Abstract

We examine an experimental transition from periodic to aperiodic and back to periodic dynamics in the combustion of acetaldehyde(ACH) in a continuous stirred tank reactor (CSTR) with power spectra, autocorrelation functions, phase portraits, Poincaŕe sections, the Wolf–Swift–Swinney–Vastano (WSSV) method for determining the largest Lyapounov exponent, and the Grassberger–Procaccia (GP) method for determining correlation dimension. Each technique gives some indications of a transition to chaos, but there are discrepancies in that the largest Lyapounov exponent is positive but does not converge and the GP method results in a correlation dimension between one and two for two aperiodic data sets. We explore in instructive detail possible explanations for false indications of chaos by comparing our results with calculations on the Rössler chaotic attractor and the van der Pol periodic attractor modified to examine the effects of uneven point distribution and three types of experimental noise.
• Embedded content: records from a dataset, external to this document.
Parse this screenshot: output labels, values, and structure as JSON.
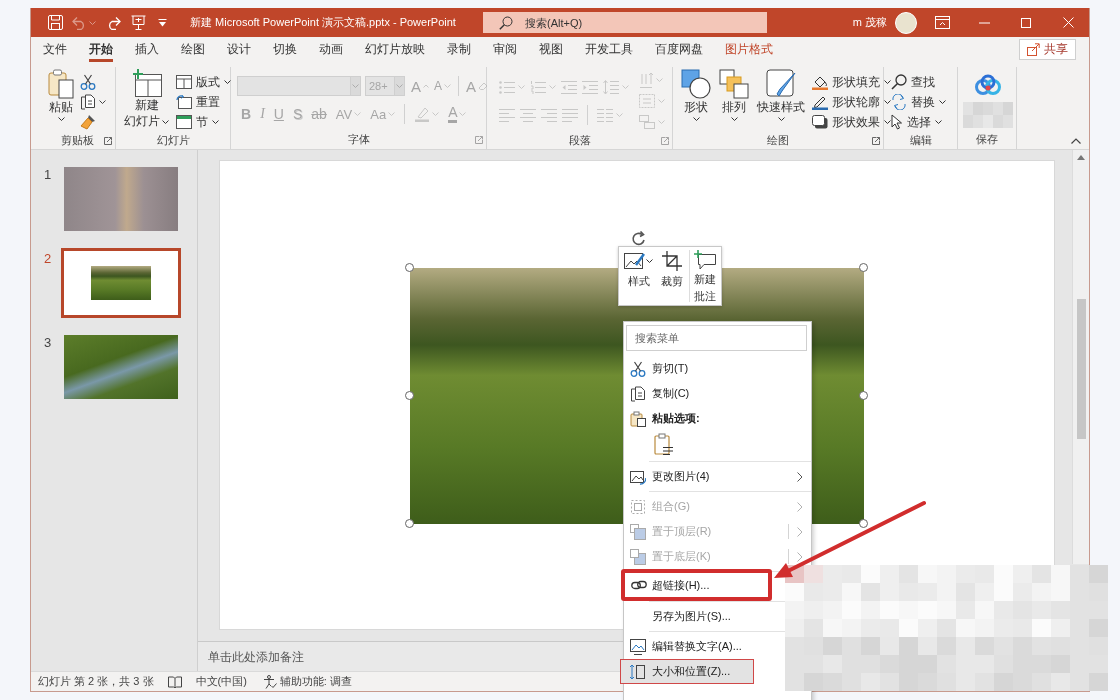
{
  "title_bar": {
    "quick_access": [
      {
        "disabled": false
      },
      {
        "disabled": true
      },
      {
        "disabled": false
      },
      {
        "disabled": false
      },
      {
        "disabled": false
      }
    ],
    "title": "新建 Microsoft PowerPoint 演示文稿.pptx - PowerPoint",
    "search": {
      "placeholder": "搜索(Alt+Q)"
    },
    "user": "m 茂稼"
  },
  "menu_tabs": [
    {
      "label": "文件",
      "kind": "standard",
      "selected": false
    },
    {
      "label": "开始",
      "kind": "standard",
      "selected": true
    },
    {
      "label": "插入",
      "kind": "standard",
      "selected": false
    },
    {
      "label": "绘图",
      "kind": "standard",
      "selected": false
    },
    {
      "label": "设计",
      "kind": "standard",
      "selected": false
    },
    {
      "label": "切换",
      "kind": "standard",
      "selected": false
    },
    {
      "label": "动画",
      "kind": "standard",
      "selected": false
    },
    {
      "label": "幻灯片放映",
      "kind": "standard",
      "selected": false
    },
    {
      "label": "录制",
      "kind": "standard",
      "selected": false
    },
    {
      "label": "审阅",
      "kind": "standard",
      "selected": false
    },
    {
      "label": "视图",
      "kind": "standard",
      "selected": false
    },
    {
      "label": "开发工具",
      "kind": "standard",
      "selected": false
    },
    {
      "label": "百度网盘",
      "kind": "standard",
      "selected": false
    },
    {
      "label": "图片格式",
      "kind": "contextual",
      "selected": false
    }
  ],
  "share_button": {
    "label": "共享"
  },
  "ribbon": [
    {
      "kind": "clipboard",
      "label": "剪贴板",
      "launcher": true,
      "disabled": false,
      "paste": "粘贴"
    },
    {
      "kind": "slides",
      "label": "幻灯片",
      "launcher": false,
      "disabled": false,
      "new_slide": [
        "新建",
        "幻灯片"
      ],
      "small": [
        {
          "label": "版式",
          "dropdown": true
        },
        {
          "label": "重置",
          "dropdown": false
        },
        {
          "label": "节",
          "dropdown": true
        }
      ]
    },
    {
      "kind": "font",
      "label": "字体",
      "launcher": true,
      "disabled": true,
      "size": "28+",
      "grow": "A",
      "shrink": "A",
      "clear": "A",
      "styles": [
        "B",
        "I",
        "U",
        "S",
        "ab",
        "AV",
        "Aa"
      ],
      "color_letter": "A"
    },
    {
      "kind": "paragraph",
      "label": "段落",
      "launcher": true,
      "disabled": true
    },
    {
      "kind": "drawing",
      "label": "绘图",
      "launcher": true,
      "disabled": false,
      "large": [
        "形状",
        "排列",
        "快速样式"
      ],
      "small": [
        {
          "label": "形状填充",
          "dropdown": true
        },
        {
          "label": "形状轮廓",
          "dropdown": true
        },
        {
          "label": "形状效果",
          "dropdown": true
        }
      ]
    },
    {
      "kind": "editing",
      "label": "编辑",
      "launcher": false,
      "disabled": false,
      "small": [
        {
          "label": "查找",
          "dropdown": false
        },
        {
          "label": "替换",
          "dropdown": true
        },
        {
          "label": "选择",
          "dropdown": true
        }
      ]
    },
    {
      "kind": "save",
      "label": "保存",
      "launcher": false,
      "disabled": false
    }
  ],
  "slides": [
    {
      "number": "1",
      "kind": "photo",
      "selected": false
    },
    {
      "number": "2",
      "kind": "inset",
      "selected": true
    },
    {
      "number": "3",
      "kind": "photo",
      "selected": false
    }
  ],
  "notes": {
    "placeholder": "单击此处添加备注"
  },
  "status_bar": {
    "slide_info": "幻灯片 第 2 张，共 3 张",
    "language": "中文(中国)",
    "accessibility": "辅助功能: 调查"
  },
  "mini_toolbar": [
    {
      "lines": [
        "样式"
      ],
      "dropdown": true
    },
    {
      "lines": [
        "裁剪"
      ],
      "dropdown": false
    },
    {
      "lines": [
        "新建",
        "批注"
      ],
      "dropdown": false
    }
  ],
  "context_menu": {
    "search": {
      "placeholder": "搜索菜单"
    },
    "items": [
      {
        "kind": "command",
        "label": "剪切(T)",
        "disabled": false,
        "selected": false
      },
      {
        "kind": "command",
        "label": "复制(C)",
        "disabled": false,
        "selected": false
      },
      {
        "kind": "heading",
        "label": "粘贴选项:"
      },
      {
        "kind": "paste_option"
      },
      {
        "kind": "separator"
      },
      {
        "kind": "command",
        "label": "更改图片(4)",
        "disabled": false,
        "selected": false,
        "submenu": true
      },
      {
        "kind": "separator"
      },
      {
        "kind": "command",
        "label": "组合(G)",
        "disabled": true,
        "selected": false,
        "submenu": true
      },
      {
        "kind": "command",
        "label": "置于顶层(R)",
        "disabled": true,
        "selected": false,
        "submenu": true,
        "split": true
      },
      {
        "kind": "command",
        "label": "置于底层(K)",
        "disabled": true,
        "selected": false,
        "submenu": true,
        "split": true
      },
      {
        "kind": "separator"
      },
      {
        "kind": "command",
        "label": "超链接(H)...",
        "disabled": false,
        "selected": false,
        "pointed_out": true
      },
      {
        "kind": "separator"
      },
      {
        "kind": "command",
        "label": "另存为图片(S)...",
        "disabled": false,
        "selected": false
      },
      {
        "kind": "separator"
      },
      {
        "kind": "command",
        "label": "编辑替换文字(A)...",
        "disabled": false,
        "selected": false
      },
      {
        "kind": "command",
        "label": "大小和位置(Z)...",
        "disabled": false,
        "selected": true,
        "outlined": true
      }
    ]
  }
}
An uneven distribution of points results in a decreased range of length scales for convergence and a larger required embedding dimension for the GP method, but does not explain our experimental results. Observation noise (a Gaussian noise added to each term in the time series but not entering in the equations of motion) and constraint shift (the motion relaxes to an attractor but a constraint changes monotonically during the course of measurement) added to a periodic attractor both result in a low length scale cutoff below which the attractor dimension does not converge with embedding dimension, and above which it converges to 1. Constraint variation noise (a Gaussian noise is added to each term in the time series and enters into the equations of motion as a stochastic perturbation) does yield correlation dimensions between 1 and 2. The experimental transition shows many similarities to a Hopf bifurcation found in another experiment on the same system and to a theoretical Hopf bifurcation with constraint variation noise. A modification of the WSSV Lyapounov exponent analysis for this experimental transition shows the random walk separation of trajectories expected for constraint variation noise added to the dynamics of a periodic attractor with a Hopf bifurcation. We therefore identify the experimental transition as an arc in constraint space which does not cross but is nearly tangent to a Hopf bifurcation set.